SMC has been around for some time. They have buffed up the looks of their Barricade routers, so whereas earlier models have looked either ugly or quirky, this WBR14-N is understated and appealing. It's a big step forward and puts it in line with similarly priced routers on the market.

Just as the looks are fairly conservative, so too is the specification, which appears to follow a reference design from Ubicom. There's an Atheros AR5416 wireless chip, four 10/100 ports controlled by a Realtek chip and the same Ubicom StreamEngine that we saw in the D-Link.

SMC doesn't provide a USB port either for printing or for Windows Connect Now, but you do get a flick switch to turn the wireless on and off. This is a handy feature as we found that although the configuration screen was clearly laid out, it was very slow to respond. You'd have to hope this would be addressed in a firmware update.

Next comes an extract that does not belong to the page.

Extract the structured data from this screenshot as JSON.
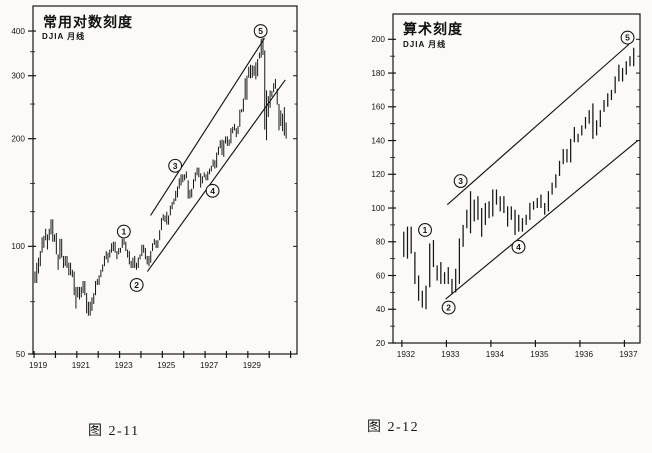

The wireless wizard helps you to set security by terming WEP, WPA and WPA2 as Good, Better and Best. Strangely enough, SMC sells matching PC Card and PCI card adapters, but not a USB model. There's no denying that it's tricky to package three or more antennas in a USB key, but if you don't have a spare PC Card slot on your laptop, then USB is better than nothing.

Both the SMC EZ Connect N Utility for the adapters and the configuration screen for the router look very similar to the D-Link software. This is fine as it works well, but every aspect of this router looks as though it has been borrowed from another make and model.

In use, we found the connection rate and maintained speed were more than acceptable and, while it's not the fastest router here, it got the job done. The price of this router is quite low and it's good value; however, the lack of Gigabit LAN is an annoyance.